Le lieutenant-général Eyal Zamir, chef d'état-major de Tsahal, a ordonné le déploiement de renforts dans le nord d'Israël, le long de la frontière libanaise, suite aux « récents développements » du conflit avec l'Iran, a annoncé Tsahal mercredi.
Selon l'armée, le général Zamir a donné instruction à Tsahal de renforcer le Commandement Nord et de transférer la brigade Golani du sud vers le nord.

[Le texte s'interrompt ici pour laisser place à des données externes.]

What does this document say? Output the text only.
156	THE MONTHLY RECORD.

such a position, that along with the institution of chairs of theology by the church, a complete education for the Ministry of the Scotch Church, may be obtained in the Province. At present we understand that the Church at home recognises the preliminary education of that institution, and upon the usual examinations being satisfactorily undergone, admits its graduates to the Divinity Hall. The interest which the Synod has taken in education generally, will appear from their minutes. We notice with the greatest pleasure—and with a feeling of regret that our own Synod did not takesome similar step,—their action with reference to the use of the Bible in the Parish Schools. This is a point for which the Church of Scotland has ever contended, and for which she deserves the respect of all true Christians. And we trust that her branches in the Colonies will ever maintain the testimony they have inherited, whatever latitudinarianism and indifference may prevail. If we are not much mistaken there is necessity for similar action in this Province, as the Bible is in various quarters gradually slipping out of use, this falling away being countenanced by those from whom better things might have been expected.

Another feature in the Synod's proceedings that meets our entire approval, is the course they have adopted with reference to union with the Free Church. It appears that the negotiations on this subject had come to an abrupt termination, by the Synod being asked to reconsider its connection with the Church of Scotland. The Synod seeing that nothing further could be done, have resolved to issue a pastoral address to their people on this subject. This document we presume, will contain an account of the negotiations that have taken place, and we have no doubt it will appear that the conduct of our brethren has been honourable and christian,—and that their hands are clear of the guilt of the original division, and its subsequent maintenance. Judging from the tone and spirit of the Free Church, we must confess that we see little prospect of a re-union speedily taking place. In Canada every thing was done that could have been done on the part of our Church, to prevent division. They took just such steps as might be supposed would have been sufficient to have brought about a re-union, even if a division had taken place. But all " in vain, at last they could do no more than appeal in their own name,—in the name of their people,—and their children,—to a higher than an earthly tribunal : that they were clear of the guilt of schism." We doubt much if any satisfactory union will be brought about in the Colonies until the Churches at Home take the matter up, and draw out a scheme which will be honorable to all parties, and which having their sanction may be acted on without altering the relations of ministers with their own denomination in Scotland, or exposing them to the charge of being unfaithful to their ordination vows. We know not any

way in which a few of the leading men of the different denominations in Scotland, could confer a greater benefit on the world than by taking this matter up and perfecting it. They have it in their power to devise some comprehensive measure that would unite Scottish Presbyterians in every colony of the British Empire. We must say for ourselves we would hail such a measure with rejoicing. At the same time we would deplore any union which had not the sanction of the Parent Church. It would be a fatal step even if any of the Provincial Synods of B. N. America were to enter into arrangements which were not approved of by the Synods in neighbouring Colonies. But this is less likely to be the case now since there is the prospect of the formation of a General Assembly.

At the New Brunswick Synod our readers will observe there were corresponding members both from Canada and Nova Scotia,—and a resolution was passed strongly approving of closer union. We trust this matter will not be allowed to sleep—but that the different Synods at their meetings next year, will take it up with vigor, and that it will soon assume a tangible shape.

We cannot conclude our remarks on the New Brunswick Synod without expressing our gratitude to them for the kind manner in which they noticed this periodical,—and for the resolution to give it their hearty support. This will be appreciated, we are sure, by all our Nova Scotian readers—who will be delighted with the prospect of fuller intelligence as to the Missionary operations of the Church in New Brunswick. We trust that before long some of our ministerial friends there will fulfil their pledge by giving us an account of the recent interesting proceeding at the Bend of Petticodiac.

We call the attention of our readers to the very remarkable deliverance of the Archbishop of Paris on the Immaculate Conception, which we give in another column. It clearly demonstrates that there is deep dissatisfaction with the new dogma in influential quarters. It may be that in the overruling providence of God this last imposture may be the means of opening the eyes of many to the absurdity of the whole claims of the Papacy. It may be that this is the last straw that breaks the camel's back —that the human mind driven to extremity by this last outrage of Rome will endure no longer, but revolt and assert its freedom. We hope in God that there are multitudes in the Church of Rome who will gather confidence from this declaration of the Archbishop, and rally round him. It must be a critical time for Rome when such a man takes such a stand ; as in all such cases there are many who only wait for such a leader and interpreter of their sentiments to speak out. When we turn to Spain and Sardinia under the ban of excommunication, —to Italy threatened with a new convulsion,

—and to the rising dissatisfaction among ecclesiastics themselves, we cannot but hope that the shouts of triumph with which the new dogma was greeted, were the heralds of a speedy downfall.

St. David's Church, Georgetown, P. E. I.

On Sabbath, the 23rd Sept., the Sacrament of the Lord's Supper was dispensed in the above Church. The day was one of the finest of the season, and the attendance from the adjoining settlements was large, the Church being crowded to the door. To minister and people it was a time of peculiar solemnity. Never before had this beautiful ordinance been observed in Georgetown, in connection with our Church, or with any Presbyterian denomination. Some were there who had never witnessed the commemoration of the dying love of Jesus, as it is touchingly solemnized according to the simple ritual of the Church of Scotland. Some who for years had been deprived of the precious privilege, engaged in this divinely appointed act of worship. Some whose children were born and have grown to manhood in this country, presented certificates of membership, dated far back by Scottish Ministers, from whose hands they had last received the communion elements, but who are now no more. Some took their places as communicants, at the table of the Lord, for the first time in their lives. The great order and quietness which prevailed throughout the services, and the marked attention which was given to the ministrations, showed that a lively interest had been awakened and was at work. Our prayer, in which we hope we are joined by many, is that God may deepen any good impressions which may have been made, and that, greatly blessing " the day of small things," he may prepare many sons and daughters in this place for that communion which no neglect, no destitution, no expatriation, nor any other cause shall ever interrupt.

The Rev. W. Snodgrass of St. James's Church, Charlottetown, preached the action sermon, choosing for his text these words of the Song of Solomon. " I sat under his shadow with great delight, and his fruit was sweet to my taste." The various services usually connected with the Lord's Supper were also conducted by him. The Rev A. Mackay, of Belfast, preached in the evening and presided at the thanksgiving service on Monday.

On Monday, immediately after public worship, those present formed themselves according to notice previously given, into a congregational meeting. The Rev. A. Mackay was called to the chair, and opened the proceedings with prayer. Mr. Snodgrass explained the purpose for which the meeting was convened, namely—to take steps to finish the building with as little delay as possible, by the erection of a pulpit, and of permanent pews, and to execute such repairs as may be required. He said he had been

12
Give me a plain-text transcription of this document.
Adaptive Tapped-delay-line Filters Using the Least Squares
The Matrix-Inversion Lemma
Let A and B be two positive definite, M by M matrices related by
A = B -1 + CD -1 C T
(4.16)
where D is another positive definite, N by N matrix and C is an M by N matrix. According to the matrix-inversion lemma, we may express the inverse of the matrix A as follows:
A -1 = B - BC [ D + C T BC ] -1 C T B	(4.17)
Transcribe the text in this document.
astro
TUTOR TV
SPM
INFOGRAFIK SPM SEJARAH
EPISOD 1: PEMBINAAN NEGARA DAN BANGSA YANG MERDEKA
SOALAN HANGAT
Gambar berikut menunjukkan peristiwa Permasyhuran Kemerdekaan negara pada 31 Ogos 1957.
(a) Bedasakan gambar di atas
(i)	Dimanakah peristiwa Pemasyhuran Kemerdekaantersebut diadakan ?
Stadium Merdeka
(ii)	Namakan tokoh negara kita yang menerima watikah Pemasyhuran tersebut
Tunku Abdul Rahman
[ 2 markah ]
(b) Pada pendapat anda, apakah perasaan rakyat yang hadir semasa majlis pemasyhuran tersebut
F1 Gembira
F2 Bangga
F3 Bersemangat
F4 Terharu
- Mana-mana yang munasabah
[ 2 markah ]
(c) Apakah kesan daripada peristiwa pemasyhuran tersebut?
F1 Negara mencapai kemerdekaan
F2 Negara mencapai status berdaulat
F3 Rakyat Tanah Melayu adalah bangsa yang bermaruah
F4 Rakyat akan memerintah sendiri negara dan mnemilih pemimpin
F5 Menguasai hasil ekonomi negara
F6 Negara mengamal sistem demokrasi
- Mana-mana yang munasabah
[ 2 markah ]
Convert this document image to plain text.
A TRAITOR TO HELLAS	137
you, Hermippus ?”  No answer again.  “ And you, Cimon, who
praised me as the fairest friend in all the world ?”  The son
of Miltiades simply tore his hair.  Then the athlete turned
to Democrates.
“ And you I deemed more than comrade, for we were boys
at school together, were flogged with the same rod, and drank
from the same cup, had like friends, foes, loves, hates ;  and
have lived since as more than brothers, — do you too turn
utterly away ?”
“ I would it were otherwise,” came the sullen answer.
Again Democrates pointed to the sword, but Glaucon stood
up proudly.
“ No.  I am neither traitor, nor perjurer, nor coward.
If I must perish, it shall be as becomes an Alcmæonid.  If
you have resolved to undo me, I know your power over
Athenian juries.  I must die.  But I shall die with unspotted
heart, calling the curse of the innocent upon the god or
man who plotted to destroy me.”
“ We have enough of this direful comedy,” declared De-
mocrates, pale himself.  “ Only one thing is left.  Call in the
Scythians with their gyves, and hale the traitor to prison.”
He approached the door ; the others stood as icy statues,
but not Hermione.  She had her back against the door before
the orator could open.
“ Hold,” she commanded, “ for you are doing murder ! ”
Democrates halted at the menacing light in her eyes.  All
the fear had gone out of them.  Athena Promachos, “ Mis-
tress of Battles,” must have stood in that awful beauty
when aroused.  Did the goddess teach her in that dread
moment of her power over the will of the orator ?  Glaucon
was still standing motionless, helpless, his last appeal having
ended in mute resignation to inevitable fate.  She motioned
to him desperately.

« Tsahal agit avec détermination contre l'organisation terroriste Hezbollah, suite à sa décision d'attaquer délibérément Israël pour le compte du régime terroriste iranien, et ne tolérera aucune atteinte à la population de l'État d'Israël. »
Après les frappes israéliennes et américaines contre l'Iran fin février, ciblant les infrastructures du régime et le guide suprême Ali Khamenei, de nombreux analystes estimaient inévitable l'entrée en guerre du Hezbollah.
Le 2 mars, le Hezbollah a tiré des missiles sur le nord d'Israël, revendiquant une vengeance pour l'assassinat de Khamenei.
Suite à l'entrée en guerre du Hezbollah, Israël a ciblé ce groupe terroriste soutenu par les Gardiens de la révolution islamique avec une intensité inédite depuis la fin de la guerre de 2024, frappant ses bastions du sud du Liban ainsi que Beyrouth.
Selon les chiffres libanais, des centaines de personnes ont été tuées et des centaines de milliers déplacées à la suite des frappes et des ordres d'évacuation massifs, touchant la majeure partie du sud du pays.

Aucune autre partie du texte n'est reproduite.